Melanoma Oncogene Status
Schoenewolf et al (83) retrospectively studied 310 stage-IV melanoma patients with regard to the potential correlations between frequency and occurrence of metastasis and the genetic background and pathological/clinical melanoma subtypes. They found superficially spreading (SSM) and nodular melanomas (NMM) spread to the brain more frequently than acrolentiginous (ALM) and mucosal (MM) melanomas (p=0.0012), while the skeletal metastasis was significantly higher for ALM and MM than for SSM and NMM (p=0.0049). However, BRAF-mutant versus wildtype tumors showed no significant differences concerning localization of the metastasis. More work is needed to determine which oncogenes interact with brain metastasis.
Other Oncogenes for the Prediction of Brain Metastasis
Although brain metastases are less common in other solid tumors, specific and sensitive biomarkers for brain metastases are of great importance, as brain imaging is not routinely undertaken at initial staging (see Tab. I). Tie et al (84) searched for differences in oncogene mutation profiles between colorectal cancer metastases from different sites and evaluated these as markers for sites of relapse. The results indicated that the KRAS mutation prevalence was significantly higher in lung (62.0%) and brain metastasis (56.5%) than in liver metastases (32.3%; p=0.003). Mutation status was highly concordant between primary cancer and metastasis from the same individual. In addition, after finding 7 cases with brain metastases in 340 ovarian cancer cases (7/340, 2.1%), Sekine et al (85) reported 4 loss of heterozygosity-positive cases with a germline mutation of BRCA1 in 2 of the 4 cases, and absent staining of the BRCA1 protein in the remaining 2 cases.
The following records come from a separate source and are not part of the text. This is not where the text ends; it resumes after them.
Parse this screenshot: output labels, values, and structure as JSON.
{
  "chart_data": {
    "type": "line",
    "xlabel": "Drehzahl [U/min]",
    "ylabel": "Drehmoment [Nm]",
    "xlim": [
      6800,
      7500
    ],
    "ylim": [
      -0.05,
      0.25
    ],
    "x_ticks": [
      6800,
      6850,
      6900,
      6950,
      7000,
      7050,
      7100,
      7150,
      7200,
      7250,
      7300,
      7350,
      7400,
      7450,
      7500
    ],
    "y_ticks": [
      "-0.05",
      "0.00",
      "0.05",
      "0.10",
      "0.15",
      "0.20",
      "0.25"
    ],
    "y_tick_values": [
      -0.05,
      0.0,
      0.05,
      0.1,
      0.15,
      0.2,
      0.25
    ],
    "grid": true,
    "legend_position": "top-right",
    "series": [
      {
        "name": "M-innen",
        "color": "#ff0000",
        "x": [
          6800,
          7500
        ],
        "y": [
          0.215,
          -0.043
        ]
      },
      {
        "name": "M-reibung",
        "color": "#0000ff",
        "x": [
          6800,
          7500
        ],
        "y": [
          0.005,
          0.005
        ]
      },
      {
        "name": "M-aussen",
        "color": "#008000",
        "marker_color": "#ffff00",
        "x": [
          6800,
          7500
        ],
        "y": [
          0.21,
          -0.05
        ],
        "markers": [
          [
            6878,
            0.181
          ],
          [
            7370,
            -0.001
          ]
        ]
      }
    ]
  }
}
That is, the loss of BRCA1 function may be involved in the phenomenon of brain metastasis from ovarian cancer. Studies on larger patient cohorts will be required to formally confirm this association.
Future Directions
The brain microenvironment can protect tumor cells from chemotherapeutics and antitumoral immune response, and it also contains soluble factors favoring tumor cells' survival. Therefore, identifying oncogenes predictive of brain metastases may allow for the selective use of effective interventions in patients who would benefit the most, without affecting quality of life and/or radiological surveillance, as to optimize the likelihood of timely and successful treatment options. The oncogenes discussed above hold prospect in the prediction of brain metastasis for they can be measured easily and sensitively at initial diagnosis, and they may provide information on the status of brain metastasis in preclinical and/or clinical studies. However, currently the possibility for the above oncogenes to provide predictive information still requires further investigation in prospective trials. Moreover, whether these markers related to brain metastases more than other types of metastasis, among which bone and liver metastases, still needs confirmation. The gene expression levels can sometimes be affected by other factors and may not be so precise. Despite all this, a better comprehension of the mechanisms of brain metastasis together with prospective studies are expected for further stratifying the rationales of oncogene status in the prediction of brain metastases. Identifying which patients are at the highest risk for brain recurrence through oncogene analysis holds great promise in cancer management.